A esta óptica concierne la de Roberto Bolaño. Escribió a contrarreloj. La muerte era inevitable al igual que la escritura que ejercía sin concesiones. Forjada entre el exilio y la derrota. De ahí su ser y estar indómitos. La intrepidez de un autor sostenido exclusivamente por su propio esfuerzo. Su acervo era individual como así parecía transfigurarse desde la altiva y diferenciada soledad de su palabra. Un conjunto de bienes propiciado por su aguda y equidistante actitud hacia la autocomplacencia. Para muchos insolente. Para otros indispensable en su consecuencia menos amable pero no por ello menos justa y necesaria: decir lo que se piensa desde la intelectualidad proletaria. La etimología de la palabra proletario -de origen latino proletarius– nos desvela esta adopción consciente en la aseveración del autor de La literatura nazi en América. Recordemos en este sentido el texto original e inacabado que tenía previsto manifestar en su intervención durante el I Encuentro de Escritores Latinoamericanos, organizado por la editorial Seix Barral en Sevilla, en el mes de junio de 2003, y que sustituyó por el texto titulado Los mitos de Chtulhu al previsto Sevilla me mata. Se expresaba de esta manera, ciertamente lacónica e irónica: «Por el contrario, ahora, sobre todo en Latinoamérica, los escritores salen de la clase media baja o de las filas del proletariado y lo que desean, al final de la jornada, es un ligero barniza de respetabilidad. Es decir, los escritores ahora buscan el reconocimiento, pero no el reconocimiento de sus pares sino el reconocimiento de lo que se suele llamar «instancias políticas», los detentadores del poder, sea éste del signo que sea (¡a los jóvenes escritores les da lo mismo!), y, a través de éste, el reconocimiento del público, es decir la venta de libros, que hace felices a las editoriales pero que aún hace más felices a los escritores,, esos escritores que saben, pues lo vivieron de niños en sus casa, lo duro que es trabajar ocho horas diarias, o nueve o diez, que fueron las horas laborables de sus padres, cuando había trabajo, además, pues peor que trabajar diez horas diarias es no poder trabajar ninguna y arrastrarse buscando una ocupación (pagada, se entiende) en el laberinto, o, más que laberinto, en el atroz crucigrama latinoamericano».

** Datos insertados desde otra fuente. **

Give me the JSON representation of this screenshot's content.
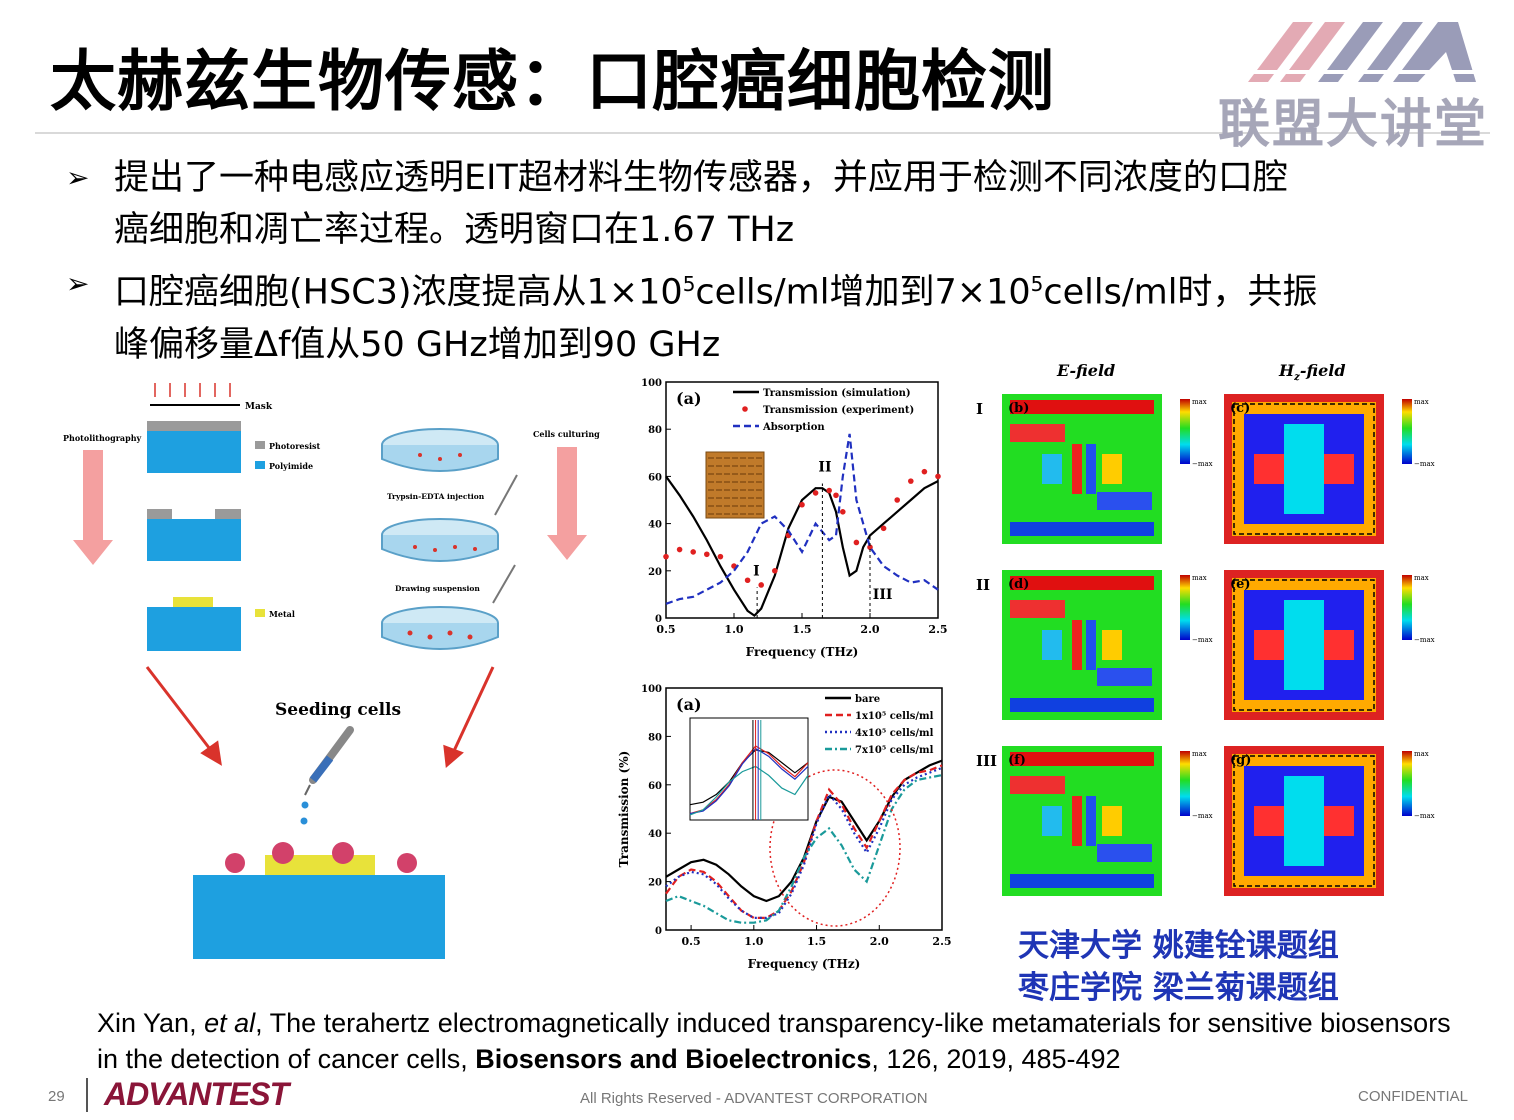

El autor chileno afincado en Blanes -España- no debía nada a nadie. Le quedaba apenas un mes de vida. No tenía que fingir. En todo caso sonreír lacónicamente tras las montura de sus gafas y el humo del cigarrillo, observando la banalidad literaria que le rodeaba en el último tramo de su vida. Él moriría, pero Arturo Belano -su alter ego literario en apreciación admirativa a Arthur Rimbaud- no ardería en el infierno ni a la temperatura de Fahrenheit 451, los lectores lo hemos refugiado en nuestra lectura salvadora. El límite era insalvable salvo para la palabra escrita que elaboraba y mantuvo hasta el final de sus días. En este año 2021 se cumplirá el dieciocho aniversario de su fallecimiento. El mal de hígado que padecía le obligaba a frecuentar el hospital Vall d´Hebrón en Barcelona. Mientras el goteo vital se desvanecía por momentos, el literario avanzaba a marcha forzada para completar 2666, su última obra concebida por entregas. Revelación de una forma de ser y estar ante el mundo, a la contra y tanteando antes de lanzar su póstumo y contundente gancho de izquierda.